I was having the same issue with some of my datasets, that are larger than RAM. I investigated the issue and found np.memmap. This allows you to use larger than RAM numpy arrays on disk almost as if they were in memory.
I’ve created a notebook to practice with np.memmap a bit. I don’t know if it may useful to you.

3 Likes

@oguiza Thank you for the reply. Do you think with this, say I had 4 years of data and I wanted to predict the next half year. Within the epoch training and for minibatch can you use this with the data bunch to train as well? Even if I can perform computations on this, can it be piped into the learner without causing memory issues? My understanding of the memory usage in an epoch is that the dataset is stored in memory, and the current minibatch is then tossed to the GPU to update weights.

If I only had 8gb of computer memory and I wanted to train on say a 50gb file, can this method be used with epochs and minibatches to train the tabular learner? I am really still kind of new to this.
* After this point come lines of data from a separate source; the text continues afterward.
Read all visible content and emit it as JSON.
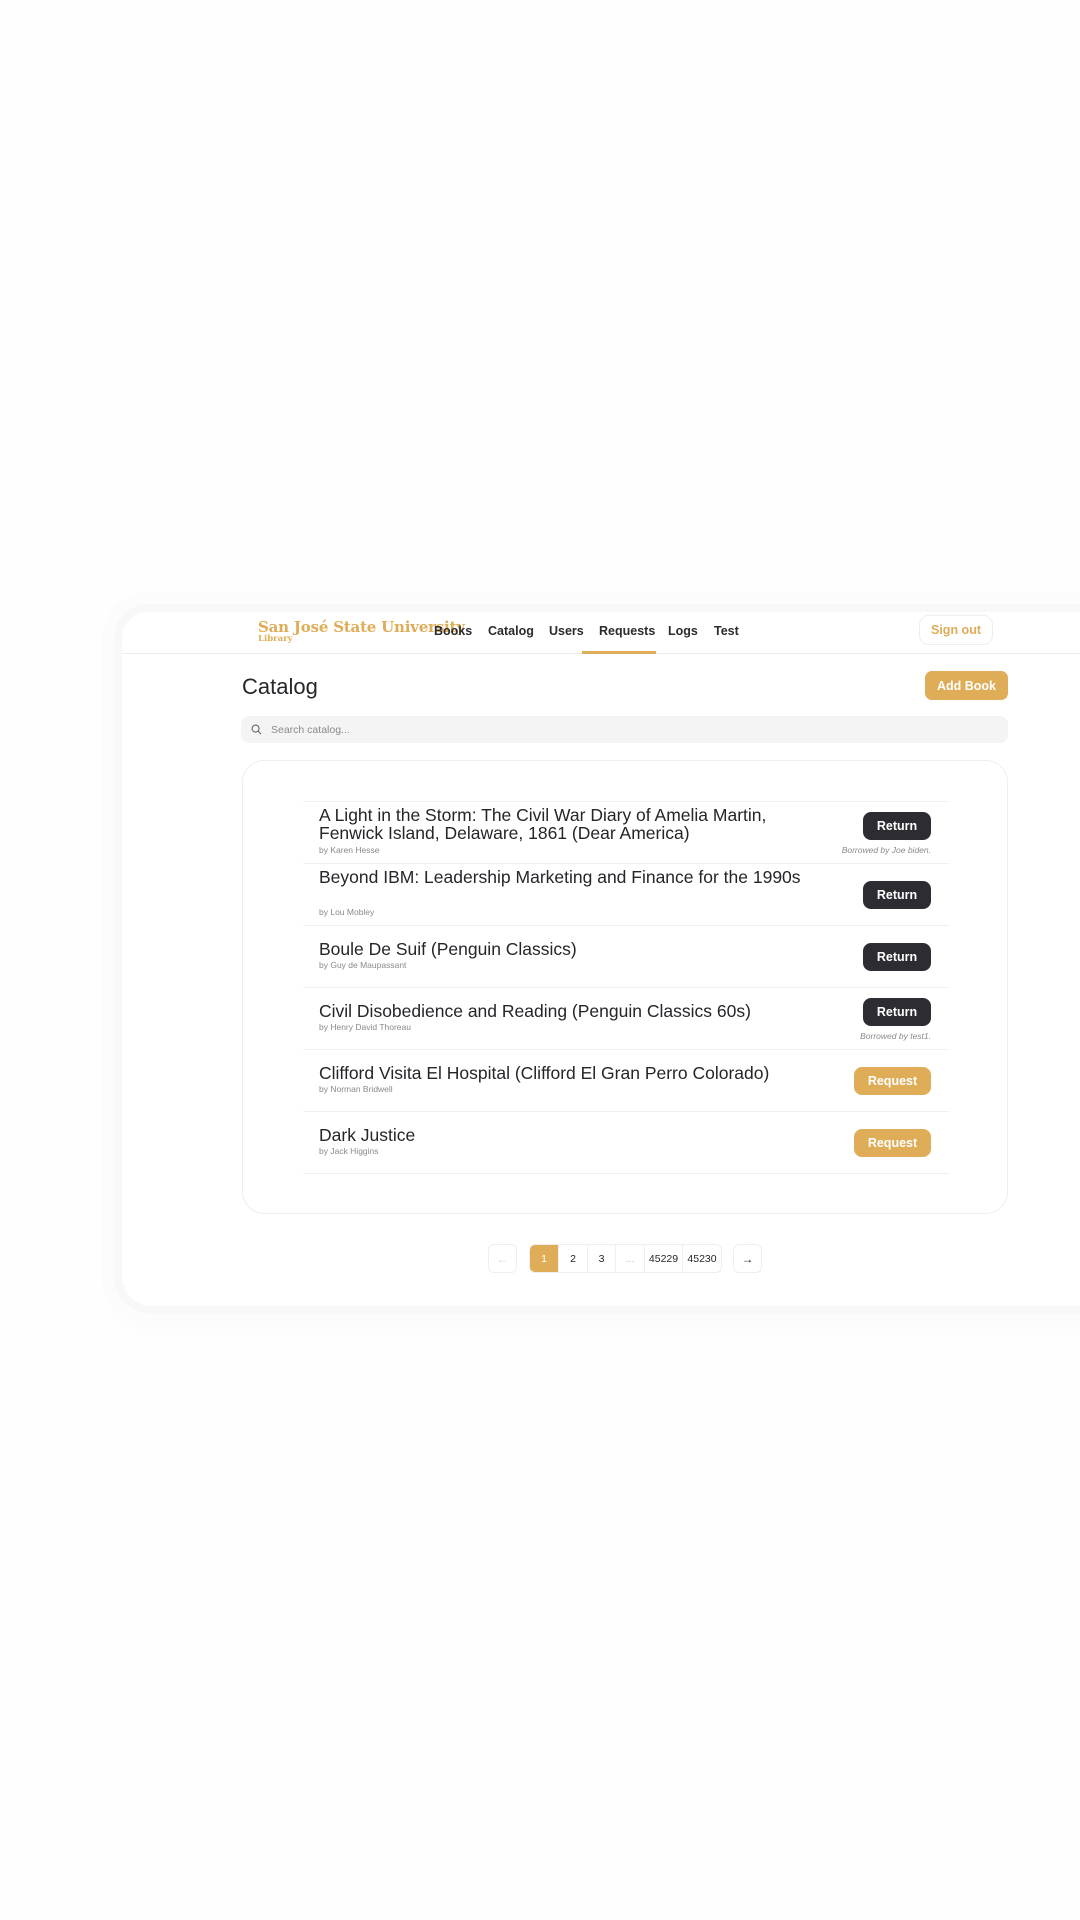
{
  "brand": {
    "name": "San José State University",
    "subtitle": "Library",
    "accent_color": "#dfac57",
    "dark_button_color": "#2d2c33"
  },
  "nav": {
    "items": [
      {
        "label": "Books",
        "active": false
      },
      {
        "label": "Catalog",
        "active": true
      },
      {
        "label": "Users",
        "active": false
      },
      {
        "label": "Requests",
        "active": false
      },
      {
        "label": "Logs",
        "active": false
      },
      {
        "label": "Test",
        "active": false
      }
    ],
    "sign_out_label": "Sign out"
  },
  "page": {
    "title": "Catalog",
    "add_book_label": "Add Book"
  },
  "search": {
    "icon": "search-icon",
    "value": "",
    "placeholder": "Search catalog..."
  },
  "books": [
    {
      "title": "A Light in the Storm: The Civil War Diary of Amelia Martin, Fenwick Island, Delaware, 1861 (Dear America)",
      "author": "by Karen Hesse",
      "action": "Return",
      "borrowed_note": "Borrowed by Joe biden."
    },
    {
      "title": "Beyond IBM: Leadership Marketing and Finance for the 1990s",
      "author": "by Lou Mobley",
      "action": "Return",
      "borrowed_note": ""
    },
    {
      "title": "Boule De Suif (Penguin Classics)",
      "author": "by Guy de Maupassant",
      "action": "Return",
      "borrowed_note": ""
    },
    {
      "title": "Civil Disobedience and Reading (Penguin Classics 60s)",
      "author": "by Henry David Thoreau",
      "action": "Return",
      "borrowed_note": "Borrowed by test1."
    },
    {
      "title": "Clifford Visita El Hospital (Clifford El Gran Perro Colorado)",
      "author": "by Norman Bridwell",
      "action": "Request",
      "borrowed_note": ""
    },
    {
      "title": "Dark Justice",
      "author": "by Jack Higgins",
      "action": "Request",
      "borrowed_note": ""
    }
  ],
  "pagination": {
    "prev_icon": "←",
    "next_icon": "→",
    "pages": [
      "1",
      "2",
      "3",
      "...",
      "45229",
      "45230"
    ],
    "current": "1"
  }
}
I’ve used np.memmap as a replacement for numpy arrays. In my case I also have an 8GB RAM, and a 20GB dataset. Data is stored on disk, and the dataloader creates a batch on the fly.

A limitation to this approach is that np.memmap can only store data with the same dtype. So it’d be more complex if you want to use multiple dtypes in your tabular data.

So for example, if I wanted to do rossman type data that is 50gb that has several different types of columns, come numerical and some categorical, the np.memmap could only hold one column of data or it could hold all of the character columns? I am wondering how things like entity embeddings would work in this case too. Sorry, I am trying to avoid having to update my hardware and train on bigger data.